Today's Washington Post Online reports on a Southern Baptist prayer campaign and get-out-the-vote effort designed to get more Christians to the polls and more "godly Christians" elected to office. Read the full article here. From the article:
the election of more "godly Christians," for God to "help churches find
ways to help Christians get to the polls" and for public officials to
be protected "from the attacks of Satan." . . .
"Our vision statement is an American society that affirms and practices
Judeo-Christian values rooted in biblical authority," [The Rev. Richard Land, Director of the Southern Baptist Ethics & Religious Liberty Commission] said.
"America will be better off if people who are voting are seeking God's
A few brief critiques. As my three loyal readers know, I'm an avid advocate for the separation of church and state. The problem I see with this campaign is not that it involves Christians praying for government leaders – that's something we Lutherans do every week in our Prayers of the Church – but that it seeks to help Christians vote and to elect "godly Christians" to office. Their whole campaign is predicated upon the wrong belief that if the government is chosen and run by Christians, our nation will be better off. Its a move toward theocracy, and its (unintentional?) consequence is to devalue the role of non-Christians in society and in government. In a pluralist society, in a theological anthropology that acknowledges the sinfulness of humans (even the sinfulness of "godly Christians"), and in a faith perspective that teaches Christians to honor and love our neighbor, a narrow Christian-focused prayer and voting campaign is very dangerous.
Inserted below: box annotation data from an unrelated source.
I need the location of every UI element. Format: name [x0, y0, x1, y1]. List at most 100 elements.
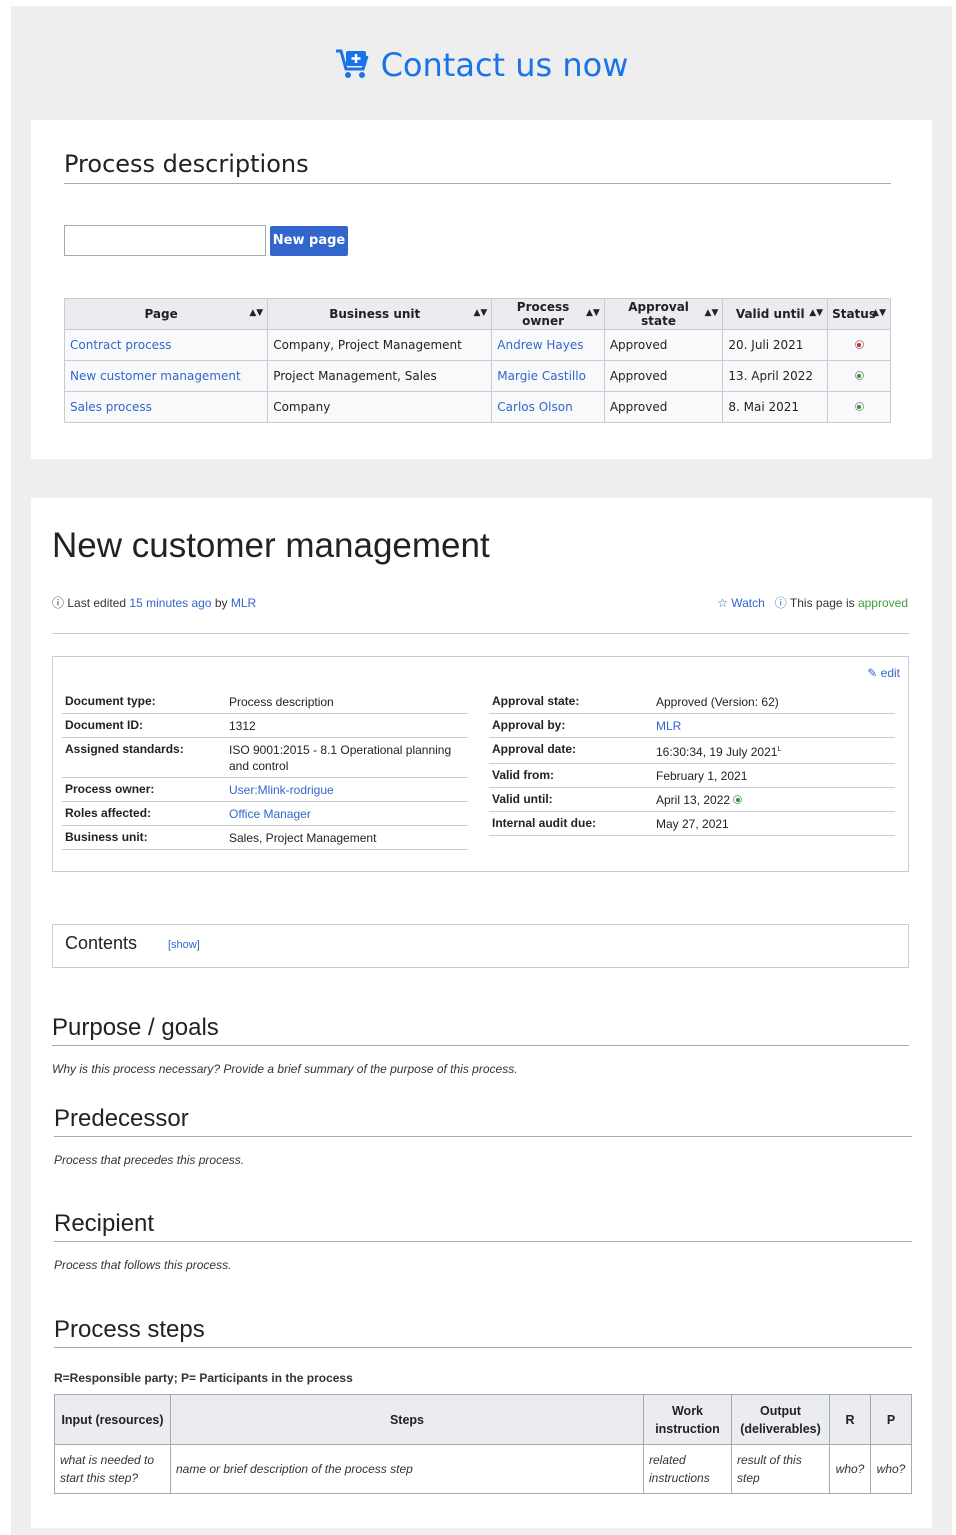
contents-toggle[interactable]: [show] [168, 939, 200, 951]
section-text-purpose: Why is this process necessary? Provide a… [52, 1062, 518, 1076]
new-page-name-input[interactable] [64, 225, 266, 256]
status-green-icon [733, 795, 743, 804]
roles-affected-link[interactable]: Office Manager [229, 806, 465, 822]
steps-legend: R=Responsible party; P= Participants in … [54, 1371, 353, 1385]
edit-infobox-button[interactable]: ✎ edit [867, 666, 900, 680]
sort-icon[interactable]: ▲▼ [249, 308, 263, 318]
col-header-r: R [829, 1394, 871, 1445]
infobox-right-column: Approval state: Approved (Version: 62) Ap… [489, 690, 895, 836]
page-status-bar: ☆ Watch ⓘ This page is approved [717, 596, 908, 610]
info-row: Document type: Process description [62, 690, 468, 714]
status-red-icon [854, 340, 864, 349]
owner-link[interactable]: Margie Castillo [497, 369, 586, 383]
approval-info-icon: ⓘ [774, 596, 787, 610]
info-row: Valid from: February 1, 2021 [489, 764, 895, 788]
page-background: Contact us now Process descriptions New … [11, 6, 952, 1535]
page-link[interactable]: Sales process [70, 400, 152, 414]
approved-status[interactable]: approved [858, 596, 908, 610]
article-card: New customer management ⓘ Last edited 15… [31, 498, 932, 1528]
step-r-cell: who? [829, 1444, 871, 1494]
info-row: Process owner: User:Mlink-rodrigue [62, 778, 468, 802]
contents-title: Contents [65, 933, 138, 953]
step-description-cell: name or brief description of the process… [170, 1444, 644, 1494]
col-header-p: P [870, 1394, 912, 1445]
sort-icon[interactable]: ▲▼ [473, 308, 487, 318]
watch-button[interactable]: ☆ Watch [717, 596, 765, 610]
step-input-cell: what is needed to start this step? [54, 1444, 171, 1494]
pencil-icon: ✎ [867, 666, 878, 680]
page-title: New customer management [52, 526, 490, 565]
section-heading-process-steps: Process steps [54, 1316, 205, 1343]
process-steps-table: Input (resources) Steps Work instruction… [54, 1394, 912, 1494]
section-divider [54, 1241, 912, 1242]
approval-state-cell: Approved [603, 360, 724, 392]
owner-link[interactable]: Andrew Hayes [497, 338, 583, 352]
table-row: Contract process Company, Project Manage… [63, 329, 891, 361]
info-row: Assigned standards: ISO 9001:2015 - 8.1 O… [62, 738, 468, 778]
owner-link[interactable]: Carlos Olson [497, 400, 572, 414]
step-output-cell: result of this step [731, 1444, 830, 1494]
section-divider [52, 1045, 909, 1046]
approval-state-cell: Approved [603, 391, 724, 423]
star-icon: ☆ [717, 596, 728, 610]
process-descriptions-card: Process descriptions New page Page ▲▼ Bus… [31, 120, 932, 459]
business-unit-cell: Company [267, 391, 493, 423]
col-header-process-owner[interactable]: Process owner ▲▼ [491, 298, 605, 330]
process-owner-link[interactable]: User:Mlink-rodrigue [229, 782, 465, 798]
info-row: Roles affected: Office Manager [62, 802, 468, 826]
step-instruction-cell: related instructions [643, 1444, 732, 1494]
section-text-predecessor: Process that precedes this process. [54, 1153, 245, 1167]
title-divider [52, 633, 909, 634]
new-page-button[interactable]: New page [270, 226, 348, 256]
contact-us-label[interactable]: Contact us now [381, 46, 629, 84]
section-heading-predecessor: Predecessor [54, 1105, 189, 1132]
status-green-icon [854, 371, 864, 380]
page-link[interactable]: New customer management [70, 369, 241, 383]
page-link[interactable]: Contract process [70, 338, 172, 352]
col-header-business-unit[interactable]: Business unit ▲▼ [267, 298, 493, 330]
info-row: Document ID: 1312 [62, 714, 468, 738]
sort-icon[interactable]: ▲▼ [872, 308, 886, 318]
sort-icon[interactable]: ▲▼ [705, 308, 719, 318]
document-infobox: ✎ edit Document type: Process description… [52, 656, 909, 872]
last-edited-info: ⓘ Last edited 15 minutes ago by MLR [52, 596, 257, 610]
table-row: New customer management Project Manageme… [63, 360, 891, 392]
col-header-page[interactable]: Page ▲▼ [63, 298, 269, 330]
info-row: Approval date: 16:30:34, 19 July 2021L [489, 738, 895, 764]
info-row: Internal audit due: May 27, 2021 [489, 812, 895, 836]
info-row: Approval state: Approved (Version: 62) [489, 690, 895, 714]
heading-divider [64, 183, 891, 184]
info-row: Business unit: Sales, Project Management [62, 826, 468, 850]
process-table: Page ▲▼ Business unit ▲▼ Process owner ▲▼ A… [63, 298, 891, 423]
process-descriptions-heading: Process descriptions [64, 150, 309, 178]
section-divider [54, 1136, 912, 1137]
section-heading-purpose: Purpose / goals [52, 1014, 219, 1041]
info-row: Approval by: MLR [489, 714, 895, 738]
table-row: Sales process Company Carlos Olson Appro… [63, 391, 891, 423]
business-unit-cell: Project Management, Sales [267, 360, 493, 392]
valid-until-cell: 8. Mai 2021 [722, 391, 829, 423]
footnote-marker-icon: L [777, 746, 782, 753]
info-row: Valid until: April 13, 2022 [489, 788, 895, 812]
col-header-valid-until[interactable]: Valid until ▲▼ [722, 298, 829, 330]
section-text-recipient: Process that follows this process. [54, 1258, 232, 1272]
table-of-contents: Contents [show] [52, 924, 909, 968]
last-edited-time-link[interactable]: 15 minutes ago [129, 596, 211, 610]
cart-plus-icon [335, 48, 371, 88]
infobox-left-column: Document type: Process description Docume… [62, 690, 468, 850]
approval-by-link[interactable]: MLR [656, 718, 892, 734]
section-heading-recipient: Recipient [54, 1210, 155, 1237]
contact-us-link[interactable]: Contact us now [11, 46, 952, 88]
sort-icon[interactable]: ▲▼ [586, 308, 600, 318]
sort-icon[interactable]: ▲▼ [809, 308, 823, 318]
step-p-cell: who? [870, 1444, 912, 1494]
col-header-approval-state[interactable]: Approval state ▲▼ [603, 298, 724, 330]
status-green-icon [854, 402, 864, 411]
valid-until-cell: 13. April 2022 [722, 360, 829, 392]
info-icon: ⓘ [52, 596, 65, 610]
col-header-status[interactable]: Status ▲▼ [827, 298, 891, 330]
editor-link[interactable]: MLR [231, 596, 256, 610]
col-header-output: Output (deliverables) [731, 1394, 830, 1445]
business-unit-cell: Company, Project Management [267, 329, 493, 361]
col-header-input: Input (resources) [54, 1394, 171, 1445]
We Lutherans are inheritors of a Two Kingdoms theology that teaches that God works both in the Kingdom of the World and in the Kingdom of God. Luther (ineloquently, to our modern ears) stated that he would rather be governed by a smart Turk than a dumb Christian. That is, the faith of the leader is much less relevant than the leader's ability to govern with integrity and wisdom.
Of course, the idea that Christians would promote a "Christian" government is alien to the New Testament. Since its earliest days and for more than three hundred years, Christianity was a minority religion that suffered alienation (at best) and persecution (at worst). It is a religion whose central defining moment is the brutal state-sponsored execution of a rejected religious leader. Martyrdom was a common experience for the early Christians.
Yet in the midst of such pressure, the early Christians taught respect for the (non-Christian) governing authorities. "Let every person be subject to the governing authorities; for there is no authority except from God, and those authorities that exist have been instituted by God" (Romans 13:1). Peter tells us in 1 Peter 2:17 to "honor the emperor." And of course Jesus taught that we should give to Caesar what is Caesar's, and to God what is God's (Matthew 21:22). These passages promote a respectful approach toward a government in which Christians neither have nor seek a privileged place. This stands in contrast to the faith-based, power-grab kind of divisive religious politics that too many on the Right practice today.
Another critique of this prayer/voting campaign: do Jews ever speak of "Judeo-Christian" values? I've only ever heard Christians (conservative Christians, at that) use this term, and I wonder if it represents an attempt by majority Christians to claim a broader mandate for their narrow social agenda. By using the term "Judeo-Christian" conservative Christians imply that their social agenda is in keeping with the Jewish people today and with the Jewish tradition spanning several thousand years. This seems terribly arrogant, if not worse.